Anonyme ()
Le Livre d’un inconnuAlphonse Lemerre (p. 3-4).


II

MINUIT


Ma lampe, se lassant de m’attendre sans doute,
S’est éteinte : aux lueurs mourantes d’un tison
Je rêve, assis encore à ma table et j’écoute
Le silence qui semble agrandir la maison.
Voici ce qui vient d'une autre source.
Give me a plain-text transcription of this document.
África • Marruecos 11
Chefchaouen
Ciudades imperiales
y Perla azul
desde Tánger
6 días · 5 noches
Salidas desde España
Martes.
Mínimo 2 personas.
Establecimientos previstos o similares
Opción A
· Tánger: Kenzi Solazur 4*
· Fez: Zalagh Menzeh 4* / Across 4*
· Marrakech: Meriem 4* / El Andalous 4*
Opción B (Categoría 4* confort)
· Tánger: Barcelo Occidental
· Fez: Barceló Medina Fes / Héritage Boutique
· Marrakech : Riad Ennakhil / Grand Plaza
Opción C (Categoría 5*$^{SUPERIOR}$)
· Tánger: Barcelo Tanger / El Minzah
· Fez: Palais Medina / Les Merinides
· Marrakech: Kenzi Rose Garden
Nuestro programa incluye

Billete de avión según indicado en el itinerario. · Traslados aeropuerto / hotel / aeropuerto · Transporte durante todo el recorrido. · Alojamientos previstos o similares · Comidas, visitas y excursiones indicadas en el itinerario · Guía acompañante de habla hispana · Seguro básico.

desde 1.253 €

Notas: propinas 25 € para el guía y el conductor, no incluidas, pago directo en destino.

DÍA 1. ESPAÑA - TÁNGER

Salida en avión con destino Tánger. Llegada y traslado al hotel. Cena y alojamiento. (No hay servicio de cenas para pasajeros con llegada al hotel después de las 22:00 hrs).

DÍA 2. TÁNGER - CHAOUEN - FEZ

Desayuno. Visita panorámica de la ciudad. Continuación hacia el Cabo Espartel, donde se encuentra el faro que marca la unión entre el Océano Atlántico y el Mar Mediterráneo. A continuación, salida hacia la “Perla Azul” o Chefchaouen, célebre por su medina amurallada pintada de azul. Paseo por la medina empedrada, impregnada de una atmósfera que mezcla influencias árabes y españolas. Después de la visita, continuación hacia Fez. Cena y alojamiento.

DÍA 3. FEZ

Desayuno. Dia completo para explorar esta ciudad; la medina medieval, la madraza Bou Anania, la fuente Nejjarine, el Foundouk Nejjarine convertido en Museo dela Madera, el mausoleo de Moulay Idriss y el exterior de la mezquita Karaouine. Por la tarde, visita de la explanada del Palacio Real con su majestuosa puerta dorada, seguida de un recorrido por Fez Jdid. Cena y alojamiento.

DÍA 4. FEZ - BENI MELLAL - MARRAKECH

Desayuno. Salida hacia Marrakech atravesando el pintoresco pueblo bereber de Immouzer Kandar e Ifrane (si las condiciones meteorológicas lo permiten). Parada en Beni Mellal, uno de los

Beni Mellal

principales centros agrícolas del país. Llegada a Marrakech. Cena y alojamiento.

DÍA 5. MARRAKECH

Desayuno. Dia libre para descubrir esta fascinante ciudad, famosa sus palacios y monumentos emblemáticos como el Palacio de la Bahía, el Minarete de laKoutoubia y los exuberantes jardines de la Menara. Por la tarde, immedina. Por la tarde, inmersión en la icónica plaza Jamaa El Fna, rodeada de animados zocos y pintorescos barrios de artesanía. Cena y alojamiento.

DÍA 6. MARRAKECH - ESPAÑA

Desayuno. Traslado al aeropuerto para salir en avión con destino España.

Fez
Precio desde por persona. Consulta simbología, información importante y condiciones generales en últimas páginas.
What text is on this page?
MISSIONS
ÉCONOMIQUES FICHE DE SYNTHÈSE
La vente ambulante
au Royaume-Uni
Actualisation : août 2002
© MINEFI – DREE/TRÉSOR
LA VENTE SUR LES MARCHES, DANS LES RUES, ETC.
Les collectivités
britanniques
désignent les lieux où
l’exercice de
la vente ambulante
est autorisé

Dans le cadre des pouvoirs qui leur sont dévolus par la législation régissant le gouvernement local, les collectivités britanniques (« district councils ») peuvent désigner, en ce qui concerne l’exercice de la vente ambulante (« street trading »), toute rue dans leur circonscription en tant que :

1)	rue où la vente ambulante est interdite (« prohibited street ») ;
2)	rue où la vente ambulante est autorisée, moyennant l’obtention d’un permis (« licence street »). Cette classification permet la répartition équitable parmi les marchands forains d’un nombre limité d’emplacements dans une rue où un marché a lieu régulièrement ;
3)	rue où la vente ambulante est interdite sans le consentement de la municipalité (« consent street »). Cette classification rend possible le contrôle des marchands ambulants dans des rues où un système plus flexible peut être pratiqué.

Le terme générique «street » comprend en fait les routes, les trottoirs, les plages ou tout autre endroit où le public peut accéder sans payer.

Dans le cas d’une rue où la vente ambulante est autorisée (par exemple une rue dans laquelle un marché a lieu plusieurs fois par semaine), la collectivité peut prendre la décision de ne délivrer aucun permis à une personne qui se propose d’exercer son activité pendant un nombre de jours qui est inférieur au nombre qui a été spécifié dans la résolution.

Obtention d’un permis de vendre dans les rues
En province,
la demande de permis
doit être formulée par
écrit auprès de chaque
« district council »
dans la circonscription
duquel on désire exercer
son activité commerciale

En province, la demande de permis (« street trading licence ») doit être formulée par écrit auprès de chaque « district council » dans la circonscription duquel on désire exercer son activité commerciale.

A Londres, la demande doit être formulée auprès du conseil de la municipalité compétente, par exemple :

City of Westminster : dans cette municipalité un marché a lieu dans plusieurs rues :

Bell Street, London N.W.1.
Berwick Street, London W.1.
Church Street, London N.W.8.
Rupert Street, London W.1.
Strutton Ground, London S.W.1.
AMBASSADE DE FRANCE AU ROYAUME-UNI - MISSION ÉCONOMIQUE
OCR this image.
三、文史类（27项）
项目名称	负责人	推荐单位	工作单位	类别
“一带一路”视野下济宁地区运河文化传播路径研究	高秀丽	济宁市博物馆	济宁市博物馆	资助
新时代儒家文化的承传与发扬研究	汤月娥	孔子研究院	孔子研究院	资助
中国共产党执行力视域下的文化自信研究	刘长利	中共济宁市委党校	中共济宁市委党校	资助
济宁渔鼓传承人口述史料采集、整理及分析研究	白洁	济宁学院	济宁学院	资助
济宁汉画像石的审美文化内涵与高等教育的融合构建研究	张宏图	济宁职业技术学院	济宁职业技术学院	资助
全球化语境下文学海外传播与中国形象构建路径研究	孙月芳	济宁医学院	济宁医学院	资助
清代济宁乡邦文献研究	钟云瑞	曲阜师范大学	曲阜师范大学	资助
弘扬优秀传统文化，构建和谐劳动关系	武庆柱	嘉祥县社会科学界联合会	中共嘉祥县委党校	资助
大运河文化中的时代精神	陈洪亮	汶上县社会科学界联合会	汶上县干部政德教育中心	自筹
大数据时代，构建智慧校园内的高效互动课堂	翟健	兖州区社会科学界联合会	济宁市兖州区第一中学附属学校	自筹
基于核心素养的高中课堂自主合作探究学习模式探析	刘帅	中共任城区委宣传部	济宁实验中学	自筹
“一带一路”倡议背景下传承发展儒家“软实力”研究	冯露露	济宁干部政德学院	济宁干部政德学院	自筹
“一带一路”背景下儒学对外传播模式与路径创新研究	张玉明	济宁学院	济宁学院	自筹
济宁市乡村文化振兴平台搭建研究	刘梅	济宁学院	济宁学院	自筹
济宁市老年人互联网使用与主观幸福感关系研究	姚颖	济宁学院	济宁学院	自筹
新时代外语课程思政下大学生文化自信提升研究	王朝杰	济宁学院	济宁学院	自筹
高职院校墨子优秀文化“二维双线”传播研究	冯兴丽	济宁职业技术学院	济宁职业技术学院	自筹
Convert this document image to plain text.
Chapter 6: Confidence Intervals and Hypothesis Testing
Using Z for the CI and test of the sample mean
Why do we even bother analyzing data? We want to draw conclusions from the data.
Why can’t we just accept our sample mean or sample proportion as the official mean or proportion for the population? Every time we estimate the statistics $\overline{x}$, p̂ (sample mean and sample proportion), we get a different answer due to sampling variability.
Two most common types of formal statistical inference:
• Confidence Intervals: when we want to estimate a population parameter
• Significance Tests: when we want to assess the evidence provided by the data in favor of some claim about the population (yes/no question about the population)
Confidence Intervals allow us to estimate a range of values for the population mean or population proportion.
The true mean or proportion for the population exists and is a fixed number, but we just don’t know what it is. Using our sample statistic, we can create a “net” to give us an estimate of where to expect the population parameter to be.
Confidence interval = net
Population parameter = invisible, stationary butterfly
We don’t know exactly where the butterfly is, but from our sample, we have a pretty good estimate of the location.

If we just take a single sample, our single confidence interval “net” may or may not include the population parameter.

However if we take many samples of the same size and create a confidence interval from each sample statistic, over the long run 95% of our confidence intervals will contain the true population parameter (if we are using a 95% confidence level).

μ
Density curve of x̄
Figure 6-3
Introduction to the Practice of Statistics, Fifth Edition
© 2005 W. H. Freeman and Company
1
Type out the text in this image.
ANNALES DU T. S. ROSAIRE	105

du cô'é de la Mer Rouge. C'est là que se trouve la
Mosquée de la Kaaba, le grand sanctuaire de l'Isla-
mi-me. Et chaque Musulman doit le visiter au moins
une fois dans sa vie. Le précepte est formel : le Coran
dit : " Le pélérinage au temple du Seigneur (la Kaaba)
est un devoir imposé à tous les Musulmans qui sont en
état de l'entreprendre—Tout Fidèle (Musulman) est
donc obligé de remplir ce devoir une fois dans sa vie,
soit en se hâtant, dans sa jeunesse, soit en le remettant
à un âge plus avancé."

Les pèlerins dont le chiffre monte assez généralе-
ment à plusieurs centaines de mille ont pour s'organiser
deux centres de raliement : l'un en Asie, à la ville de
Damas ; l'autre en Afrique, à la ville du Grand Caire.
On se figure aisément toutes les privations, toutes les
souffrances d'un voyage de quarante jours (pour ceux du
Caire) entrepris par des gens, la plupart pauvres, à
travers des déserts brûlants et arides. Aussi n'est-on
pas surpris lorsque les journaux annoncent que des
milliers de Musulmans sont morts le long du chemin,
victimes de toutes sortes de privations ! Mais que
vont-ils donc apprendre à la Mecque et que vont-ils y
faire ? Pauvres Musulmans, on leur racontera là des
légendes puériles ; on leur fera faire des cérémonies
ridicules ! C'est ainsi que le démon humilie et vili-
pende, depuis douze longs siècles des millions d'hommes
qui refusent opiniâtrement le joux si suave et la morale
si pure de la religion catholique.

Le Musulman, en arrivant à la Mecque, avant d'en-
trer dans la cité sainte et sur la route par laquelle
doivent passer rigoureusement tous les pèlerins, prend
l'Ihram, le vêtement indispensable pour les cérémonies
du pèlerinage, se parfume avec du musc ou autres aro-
Le vent rôde au dehors dans la ville déserte ;
J’entends se rapprochant, s’éloignant tour à tour,
La plainte de son souffle errant qui déconcerte
La lanterne tremblante au coin du carrefour.

Tout sommeille et se tait : une horloge lointaine
Au centre de la ville a sonné douze coups.
C’est Minuit, c’est la noire et taciturne Reine
Dans ses sombres atours qui passe auprès de nous.


C’est un jour qui finit, c’est un jour qui commence ;
C’est un feuillet qu’on tourne au livre Éternité ;
C’est l’Avenir qui vient, c’est Demain qui s’avance,
Forme confuse encor, bientôt réalité.

Ô Dieu, celui qui veille à cette heure te prie
Pour ceux que le sommeil fait semblables aux morts.
Permets que ce sommeil, cette trêve bénie,
Fortifie à la fois et leur âme et leur corps.

Détourne de leurs fronts les mauvaises pensées,
À leurs cœurs apaisés verse l’oubli profond ;
Que les peines d’hier, par la nuit effacées,
Ne se ravivent pas quand ils s’éveilleront.